When they act like a prat you wonder what’s your

part: do I overreact, sound usual, absorb it all

in practised silence, say something to clear the atmosphere,

what? We know what happens through mini-disasters,

we keep on going. But damage control is only

half the battle. The red swells up in its svelte way.

Never afraid of it, but you know it means

something else, alack: the day has been loose, hectic,

unsatisfactory. Apply elastoplast on the washed area. 

 

Loose? Hectic? Unsatisfactory? Did you say that

on the spur of the moment cutting your thumb?

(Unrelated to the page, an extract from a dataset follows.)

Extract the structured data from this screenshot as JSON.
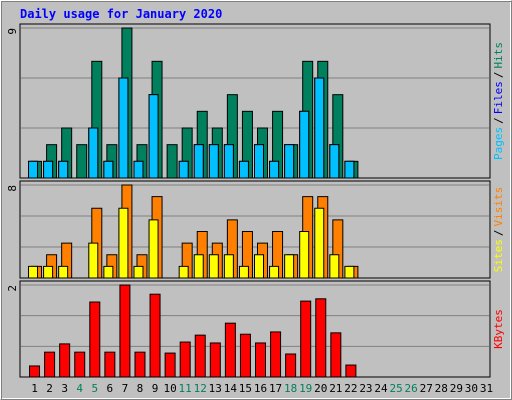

Actually so even-handed, and you have to be easy

to finish cooking anyway: exact litres, tablespoons

and minutes, serendipity of an extra flavour,

the art of the spicy aroma or lifting boiling

water off the heat. The outside goes quiet.

The gush heals of its own accord. The night cools,

No doubt an essential purpose of cool nights.

In its place, the sign of a ‘hot’ day: a red

stripe. In its place, steady breathing, ask me

to accept the forces not so aching blind.

The gauze bandage an alternate flesh colour for those

who eat too many oranges. A soft distraction

from a page of night-reading. Drifting mind

could escape all those bad moves, mistaken

accusations. Retract them, even.

You could be walking away like

a perfect hermit who has found sophia.